As DeSmog has revealed, Lilley and Thompson are metals traders with financial interests in mining and fossil fuels. They’re also longstanding friends of Farage, who became acquainted with the Reform leader when he was a slick young City broker straight out of Dulwich College, a posh private school in south London.
They all met in the “the late ‘80s, early ‘90s,” when Farage worked as a metals trader, Orr said. “They’ve always been fellow travellers with him … they went boozing with him when they were in the commodities business”.
Both have dabbled in politics in recent years – Thompson was a donor to former prime minister Liz Truss, while Lilley funnelled £200,000 into Reform since last year, following a decade of donations to the Conservative party.
However, if the think tank is relying on the friends of Farage – a man infamous for turning his closest allies into his worst enemies – the coffers may run dry sooner than planned.
This is perhaps why the Centre for a Better Britain has hired a secret weapon – the former YouTuber Archie Manners, who has reportedly been hired to provide communications advice.
During his era of social stardom, Manners amassed over one million subscribers with his mate Josh Pieters, before their collaboration ended late last year.

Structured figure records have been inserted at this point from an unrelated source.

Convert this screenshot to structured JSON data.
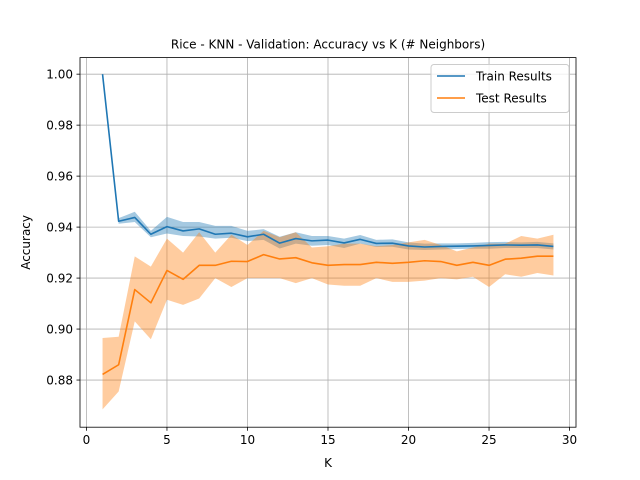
{
  "chart_data": {
    "type": "line",
    "title": "Rice - KNN - Validation: Accuracy vs K (# Neighbors)",
    "xlabel": "K",
    "ylabel": "Accuracy",
    "xlim": [
      -0.4,
      30.4
    ],
    "ylim": [
      0.8615,
      1.0065
    ],
    "xticks": [
      0,
      5,
      10,
      15,
      20,
      25,
      30
    ],
    "yticks": [
      0.88,
      0.9,
      0.92,
      0.94,
      0.96,
      0.98,
      1.0
    ],
    "grid": true,
    "legend_position": "top-right",
    "x": [
      1,
      2,
      3,
      4,
      5,
      6,
      7,
      8,
      9,
      10,
      11,
      12,
      13,
      14,
      15,
      16,
      17,
      18,
      19,
      20,
      21,
      22,
      23,
      24,
      25,
      26,
      27,
      28,
      29
    ],
    "series": [
      {
        "name": "Train Results",
        "color": "#1f77b4",
        "values": [
          1.0,
          0.9423,
          0.9438,
          0.9372,
          0.9402,
          0.9385,
          0.9393,
          0.9372,
          0.9376,
          0.9362,
          0.9372,
          0.9337,
          0.9355,
          0.9346,
          0.9349,
          0.9338,
          0.9352,
          0.9336,
          0.9337,
          0.9326,
          0.9322,
          0.9324,
          0.9325,
          0.9326,
          0.9328,
          0.933,
          0.9329,
          0.933,
          0.9324
        ],
        "lower": [
          1.0,
          0.9413,
          0.942,
          0.936,
          0.9375,
          0.9365,
          0.9363,
          0.9355,
          0.9358,
          0.9345,
          0.935,
          0.9316,
          0.9335,
          0.9327,
          0.933,
          0.9318,
          0.9335,
          0.9322,
          0.9323,
          0.9312,
          0.931,
          0.9312,
          0.9314,
          0.9315,
          0.9315,
          0.9318,
          0.9318,
          0.9318,
          0.9312
        ],
        "upper": [
          1.0,
          0.9435,
          0.946,
          0.9385,
          0.944,
          0.942,
          0.942,
          0.9405,
          0.9405,
          0.9385,
          0.9392,
          0.9362,
          0.938,
          0.9365,
          0.9365,
          0.9355,
          0.9369,
          0.935,
          0.9352,
          0.934,
          0.9335,
          0.9336,
          0.9336,
          0.9338,
          0.9341,
          0.9342,
          0.934,
          0.9342,
          0.9336
        ]
      },
      {
        "name": "Test Results",
        "color": "#ff7f0e",
        "values": [
          0.8822,
          0.886,
          0.9155,
          0.9103,
          0.923,
          0.9195,
          0.925,
          0.925,
          0.9266,
          0.9265,
          0.9292,
          0.9275,
          0.928,
          0.926,
          0.925,
          0.9253,
          0.9253,
          0.9262,
          0.9258,
          0.9262,
          0.9268,
          0.9265,
          0.925,
          0.9262,
          0.925,
          0.9274,
          0.9278,
          0.9286,
          0.9286
        ],
        "lower": [
          0.8685,
          0.8755,
          0.903,
          0.896,
          0.9115,
          0.9095,
          0.912,
          0.92,
          0.9165,
          0.92,
          0.92,
          0.92,
          0.918,
          0.92,
          0.9175,
          0.917,
          0.917,
          0.92,
          0.9185,
          0.9185,
          0.919,
          0.92,
          0.9195,
          0.9205,
          0.9165,
          0.9215,
          0.9205,
          0.922,
          0.921
        ],
        "upper": [
          0.8965,
          0.897,
          0.9285,
          0.9245,
          0.9355,
          0.93,
          0.938,
          0.93,
          0.937,
          0.933,
          0.9385,
          0.936,
          0.938,
          0.932,
          0.9325,
          0.9335,
          0.9335,
          0.9325,
          0.933,
          0.934,
          0.935,
          0.933,
          0.9305,
          0.932,
          0.9335,
          0.9335,
          0.9365,
          0.9355,
          0.937
        ]
      }
    ]
  }
}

Like his new colleagues at the Centre for a Better Britain, Manners has now pivoted to politics. He ran Farage’s social media accounts during last year’s general election, with £24,000 paid to Goon Squad Limited – the business he shared with Pieters.
Farage has racked up millions of hits on social media, and Manners’ new employer will be hoping he can pull off similar wonders.

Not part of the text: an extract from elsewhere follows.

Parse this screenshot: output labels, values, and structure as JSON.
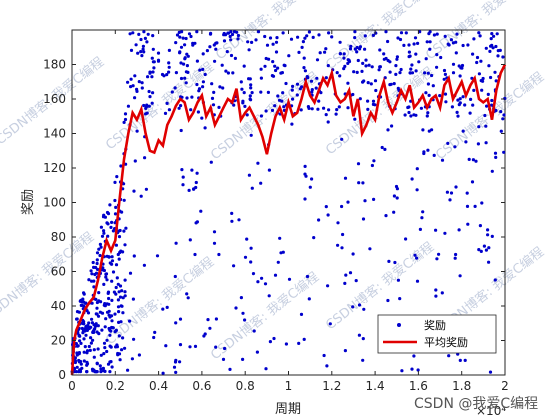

However, Manners will struggle to rely on his old YouTube playbook, which involved pranking gullible rightwing politicians.
His most notable stunts included presenting far-right commentator Katie Hopkins with the Campaign to Unify the Nation Trophy (CUNT), and convincing anti-migrant Tory politician Suella Braverman to launch a small boat while accepting the Last Leg’s Dick of the Year award.
It’s a strange irony that Manners is now helping politicians who want to sink asylum seekers, rather than pranking them.
But his arrival neatly captures the Centre for a Better Britain’s attempt to imitate American politics, including its viral showmanship. This is likely to go down well with Farage, given his infatuation with Trump’s America – but whether it will land with the population at large is a different question entirely.
Sam Bright is DeSmog’s UK deputy editor, and the author of Fortress London: Why We Need to Save the Country from Its Capital.